The Dutch official was responding to questions concerning his remark that the province could be divided into a northern Serb part and an Albanian dominated mainland Kosovo.
"It is absolutely necessary that we come out of the former positions if we are to have real discussions, real negotiations in Vienna," he said after meeting Kosovo President Fatmir Sejdiu.
Sejdiu was quick to dismiss comments on partitioning the province.
"People have a right to different ideas and proposals," said Sejdiu, who will lead the Albanian negotiating team into talks in the Austrian capital Thursday. "For us, it is important that we have a clear determination for preserving Kosovo's integrity."
In Belgrade, Serbian Foreign Minister Vuk Jeremic also rejected the idea of partition.
The "sovereignty and territorial integrity of Serbia cannot be brought into question. We are against the partition of Serbia, therefore we are against the partition of Kosovo," Jeremic said.
The 120-day talks will be followed by a report from international envoys to U.N. Secretary-General Ban Ki-moon by Dec. 10.
So far, negotiators on both sides remained adamant they would not retreat from their positions. Ethnic Albanians seek independence, while Serbia insists Kosovo remains part of the country.

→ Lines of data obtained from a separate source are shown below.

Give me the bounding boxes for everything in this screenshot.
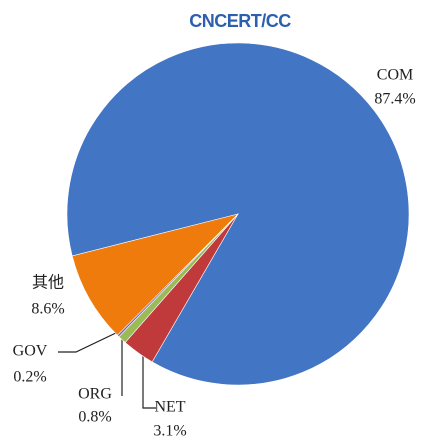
slice-value-label: 8.6%: [31, 301, 64, 318]
slice-value-label: 0.8%: [78, 409, 111, 426]
chart-title: CNCERT/CC: [189, 11, 291, 31]
slice-value-label: 87.4%: [374, 91, 415, 108]
slice-label: COM: [377, 67, 413, 84]
pie-slice: [71, 213, 239, 336]
leader-line: [58, 330, 121, 353]
slice-value-label: 0.2%: [13, 369, 46, 386]
slice-label: 其他: [32, 274, 64, 292]
slice-label: NET: [154, 399, 185, 416]
slice-label: ORG: [78, 386, 112, 403]
slice-value-label: 3.1%: [153, 423, 186, 439]
leader-line: [142, 352, 156, 409]
slice-label: GOV: [13, 343, 48, 360]
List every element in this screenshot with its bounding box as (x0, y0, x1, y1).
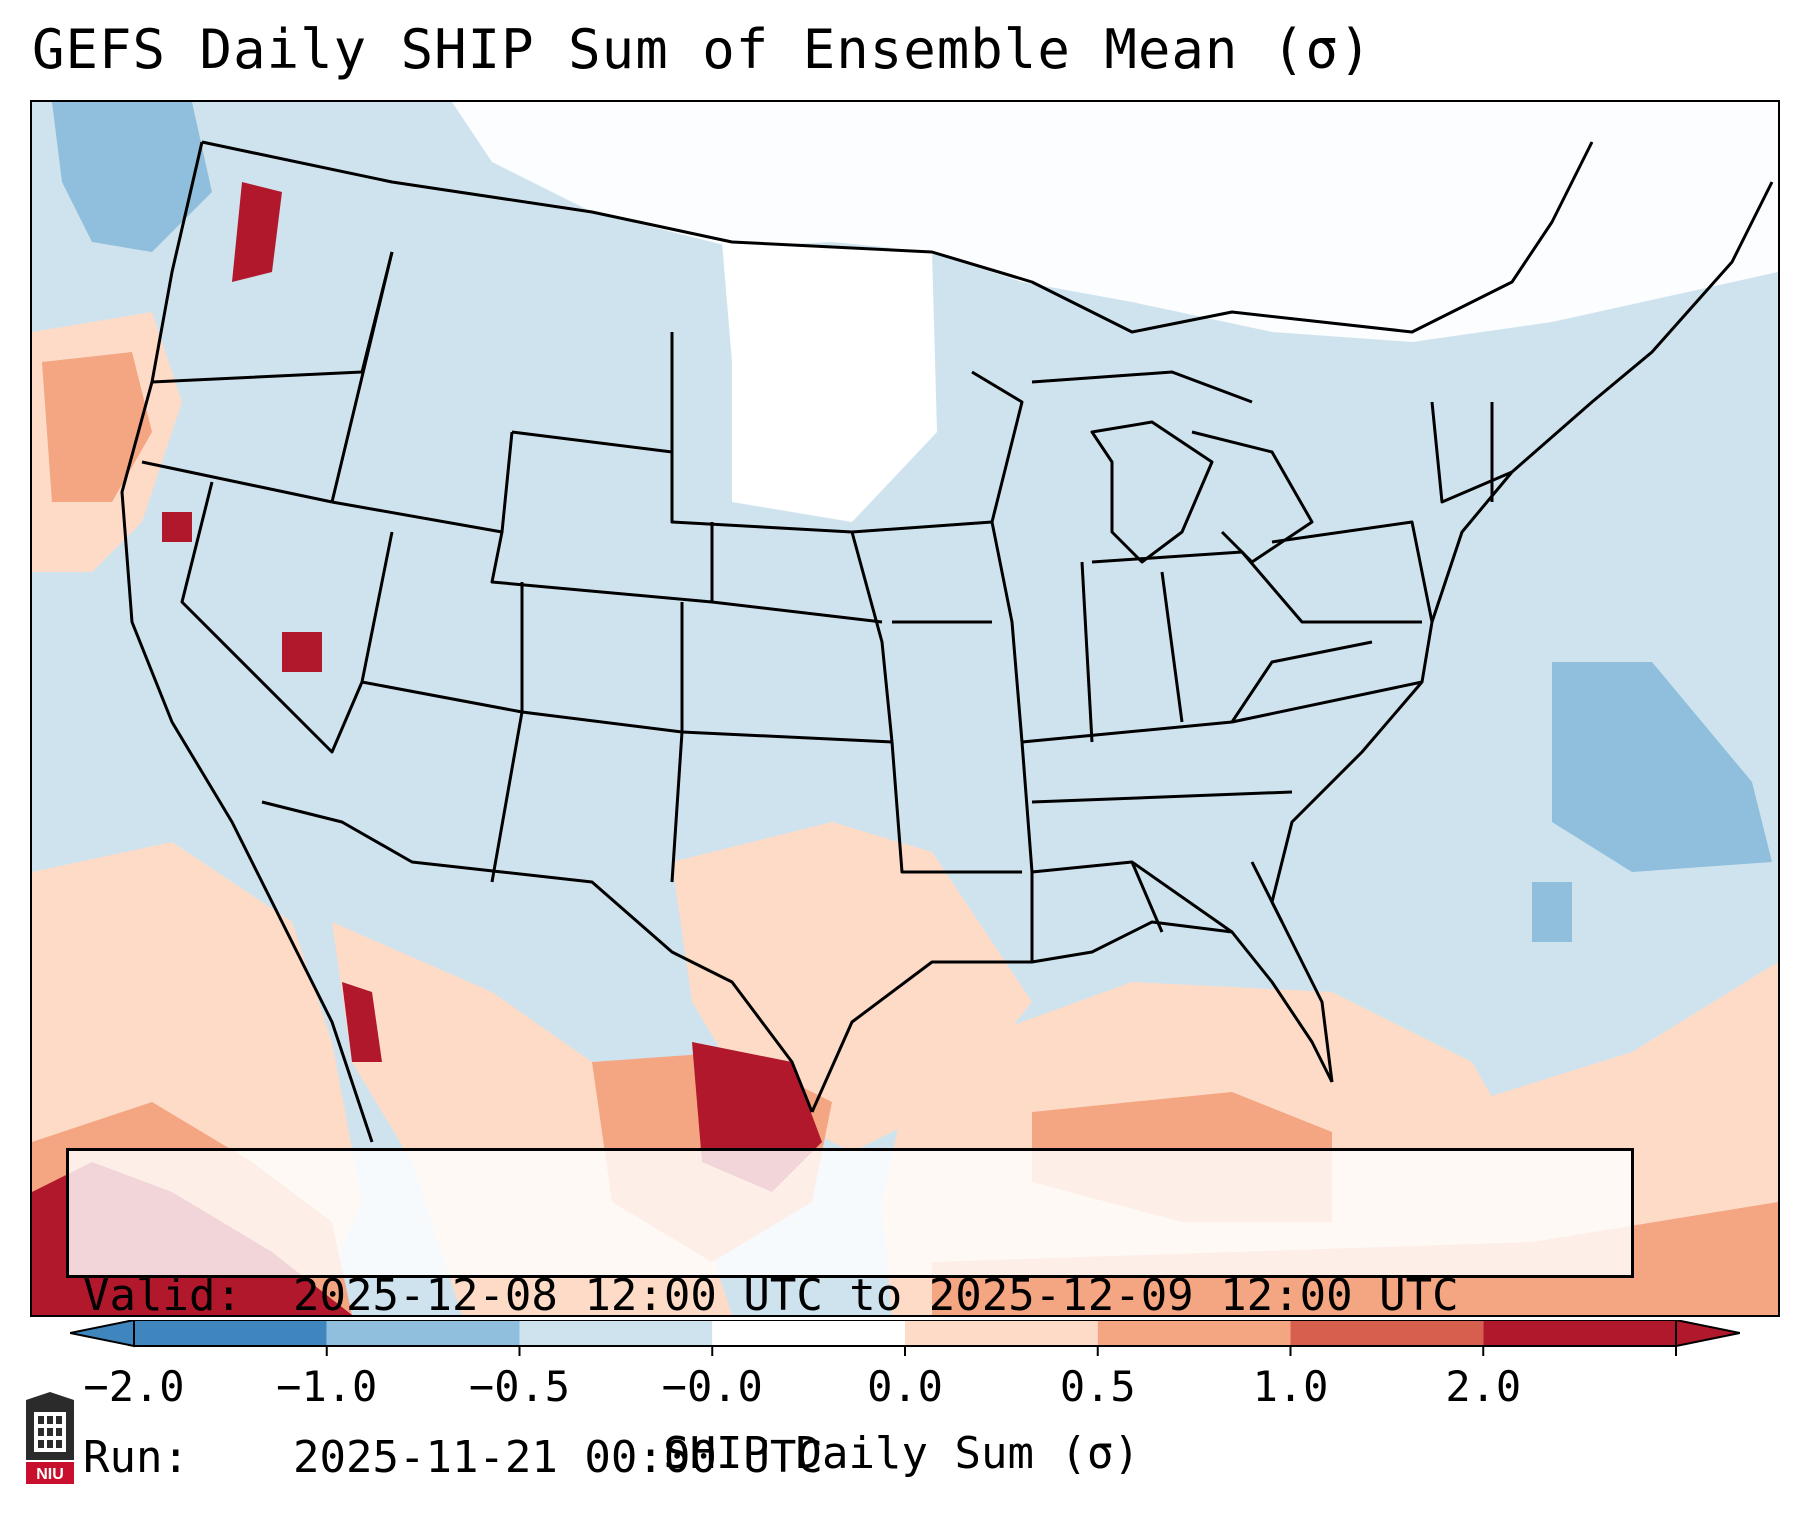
colorbar-segment (1290, 1320, 1484, 1346)
colorbar-tick-label: −0.0 (661, 1362, 763, 1411)
colorbar-label: SHIP Daily Sum (σ) (663, 1428, 1140, 1479)
colorbar-tick-label: 0.5 (1059, 1362, 1136, 1411)
valid-label: Valid: (83, 1270, 242, 1321)
positive-strong-calif (162, 512, 192, 542)
colorbar-extend-low (70, 1320, 135, 1348)
near-zero-region-north (452, 102, 1778, 342)
positive-strong-baja (342, 982, 382, 1062)
us-mexico-border (261, 800, 814, 1113)
colorbar-tick-label: −1.0 (276, 1362, 378, 1411)
valid-time-box: Valid: 2025-12-08 12:00 UTC to 2025-12-09… (66, 1148, 1634, 1483)
colorbar-extend-high (1675, 1320, 1740, 1348)
positive-strong-puget (232, 182, 282, 282)
map-title: GEFS Daily SHIP Sum of Ensemble Mean (σ) (32, 18, 1373, 81)
negative-patch-pacific (52, 102, 212, 252)
us-gulf-coast (810, 920, 1334, 1113)
positive-medium-west-coast (42, 352, 152, 502)
colorbar-tick-label: −2.0 (83, 1362, 185, 1411)
colorbar-tick-label: 1.0 (1252, 1362, 1329, 1411)
map-canvas (32, 102, 1778, 1315)
niu-logo: NIU (26, 1392, 74, 1484)
map-area (30, 100, 1780, 1317)
near-zero-region-dakotas (722, 242, 937, 522)
colorbar-segment (712, 1320, 905, 1346)
colorbar-tick-label: 2.0 (1445, 1362, 1522, 1411)
run-row: Run: 2025-11-21 00:00 UTC (83, 1431, 1617, 1485)
us-canada-border (201, 140, 1594, 334)
us-west-coast (120, 141, 374, 1143)
logo-text: NIU (36, 1466, 64, 1483)
colorbar-segment (519, 1320, 713, 1346)
colorbar-segment (134, 1320, 327, 1346)
negative-patch-atlantic-2 (1532, 882, 1572, 942)
colorbar-segment (1097, 1320, 1291, 1346)
negative-patch-atlantic (1552, 662, 1772, 872)
borders (120, 140, 1774, 1143)
colorbar-tick-label: −0.5 (468, 1362, 571, 1411)
valid-value: 2025-12-08 12:00 UTC to 2025-12-09 12:00… (293, 1270, 1459, 1321)
colorbar-segment (905, 1320, 1098, 1346)
colorbar-segment (1483, 1320, 1676, 1346)
colorbar (70, 1320, 1740, 1356)
colorbar-segment (326, 1320, 520, 1346)
valid-row: Valid: 2025-12-08 12:00 UTC to 2025-12-09… (83, 1269, 1617, 1323)
colorbar-tick-label: 0.0 (867, 1362, 943, 1411)
run-label: Run: (83, 1432, 189, 1483)
great-lakes (1090, 420, 1214, 564)
positive-strong-nevada (282, 632, 322, 672)
run-value: 2025-11-21 00:00 UTC (293, 1432, 823, 1483)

The province is formally a part of Serbia, although it has been under U.N. and NATO administration since the end of the 1998-99 war between ethnic Albanian separatists and Serb forces.
Finnish President Martti Ahtisaari proposed, after yearlong talks, that Kosovo become independent but retain an international presence to guarantee the rights of the Serb minority.
The talks failed after Russia threatened to block any such move in the U.N. Security Council.